Tennis elbow can make gripping a barbell, turning a door handle, or holding a paddle feel like the tendon is about to give out. If you have been wearing a brace, resting it for weeks, or pushing through the pain hoping it fades, you already know that approach has limits. Despite the name, most tennis elbow we see at ActiveX Physio in Singapore comes from the gym, the desk, or a combination of both rather than from a tennis court.
How We Approach It
You have probably tried a forearm strap, ice, anti-inflammatories, and pulling back from whatever aggravated it. Those measures manage symptoms, but they do not change the tendon’s capacity to handle load. We assess grip strength, wrist extensor endurance, and how the elbow shares load with the shoulder and thoracic spine.

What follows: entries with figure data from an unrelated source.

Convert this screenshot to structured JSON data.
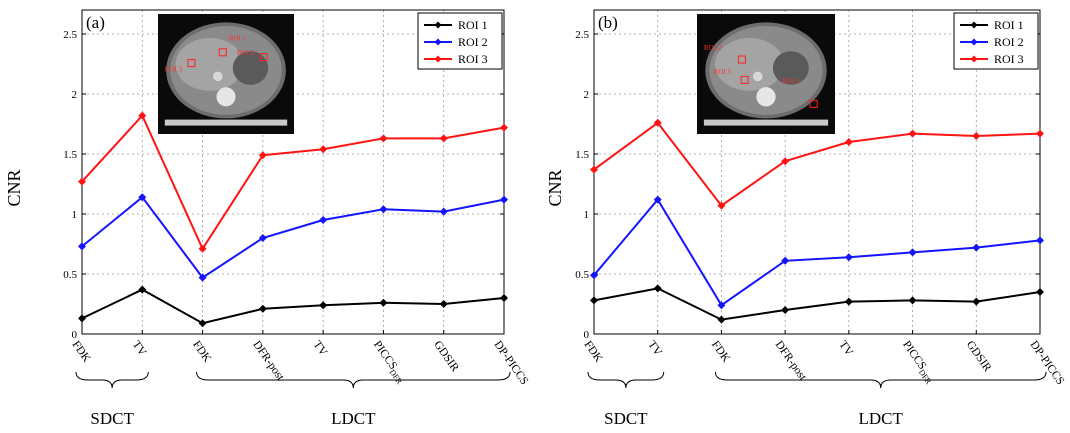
{
  "chart_data": [
    {
      "type": "line",
      "panel_label": "(a)",
      "ylabel": "CNR",
      "ylim": [
        0,
        2.7
      ],
      "yticks": [
        "0",
        "0.5",
        "1",
        "1.5",
        "2",
        "2.5"
      ],
      "categories": [
        "FDK",
        "TV",
        "FDK",
        "DFR-post",
        "TV",
        "PICCS",
        "GDSIR",
        "DP-PICCS"
      ],
      "category_subscripts": [
        "",
        "",
        "",
        "",
        "",
        "DFR",
        "",
        ""
      ],
      "groups": [
        {
          "label": "SDCT",
          "span": [
            0,
            1
          ]
        },
        {
          "label": "LDCT",
          "span": [
            2,
            7
          ]
        }
      ],
      "grid": true,
      "legend_position": "top-right",
      "inset_roi_labels": [
        "ROI 1",
        "ROI 2",
        "ROI 3"
      ],
      "series": [
        {
          "name": "ROI 1",
          "color": "#000000",
          "values": [
            0.13,
            0.37,
            0.09,
            0.21,
            0.24,
            0.26,
            0.25,
            0.3
          ]
        },
        {
          "name": "ROI 2",
          "color": "#1414ff",
          "values": [
            0.73,
            1.14,
            0.47,
            0.8,
            0.95,
            1.04,
            1.02,
            1.12
          ]
        },
        {
          "name": "ROI 3",
          "color": "#ff1414",
          "values": [
            1.27,
            1.82,
            0.71,
            1.49,
            1.54,
            1.63,
            1.63,
            1.72
          ]
        }
      ]
    },
    {
      "type": "line",
      "panel_label": "(b)",
      "ylabel": "CNR",
      "ylim": [
        0,
        2.7
      ],
      "yticks": [
        "0",
        "0.5",
        "1",
        "1.5",
        "2",
        "2.5"
      ],
      "categories": [
        "FDK",
        "TV",
        "FDK",
        "DFR-post",
        "TV",
        "PICCS",
        "GDSIR",
        "DP-PICCS"
      ],
      "category_subscripts": [
        "",
        "",
        "",
        "",
        "",
        "DFR",
        "",
        ""
      ],
      "groups": [
        {
          "label": "SDCT",
          "span": [
            0,
            1
          ]
        },
        {
          "label": "LDCT",
          "span": [
            2,
            7
          ]
        }
      ],
      "grid": true,
      "legend_position": "top-right",
      "inset_roi_labels": [
        "ROI 1",
        "ROI 2",
        "ROI 3"
      ],
      "series": [
        {
          "name": "ROI 1",
          "color": "#000000",
          "values": [
            0.28,
            0.38,
            0.12,
            0.2,
            0.27,
            0.28,
            0.27,
            0.35
          ]
        },
        {
          "name": "ROI 2",
          "color": "#1414ff",
          "values": [
            0.49,
            1.12,
            0.24,
            0.61,
            0.64,
            0.68,
            0.72,
            0.78
          ]
        },
        {
          "name": "ROI 3",
          "color": "#ff1414",
          "values": [
            1.37,
            1.76,
            1.07,
            1.44,
            1.6,
            1.67,
            1.65,
            1.67
          ]
        }
      ]
    }
  ]
}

Many cases involve a mismatch between what the forearm can tolerate and what the activity demands: heavy deadlifts, long mouse hours, repeated paddle strokes. The tendon takes the hit, but the drivers often sit elsewhere. We find those drivers and address them alongside the tendon itself.
What Treatment Looks Like
Tendon rehabilitation starts with isometric loading to build tolerance, then progresses into slow heavy resistance through wrist extension and supination. We look at how you grip and where force concentrates during the movements that provoke symptoms. If your training includes deadlifts, pull-ups, or farmer’s carries, we modify those lifts to keep you training while the tendon adapts. Shockwave therapy can be useful for tendons that have been irritable for months and have not responded to loading alone. We also address shoulder stability and thoracic rotation, because poor force transfer through the chain increases how hard the wrist extensors have to work. Grip retraining may feature for desk workers whose sustained mouse posture is part of the loading pattern.
Who Can Help
Any of our physiotherapists can assess and treat tennis elbow. If your pain is showing up during heavy grip work, deadlifts, or pull-ups, TJ Chen works with lifters daily and understands how to manage tendon load within a training block. If your tennis elbow comes from racquet or paddle sports, Nicholas Ho can assess the stroke mechanics feeding the overload.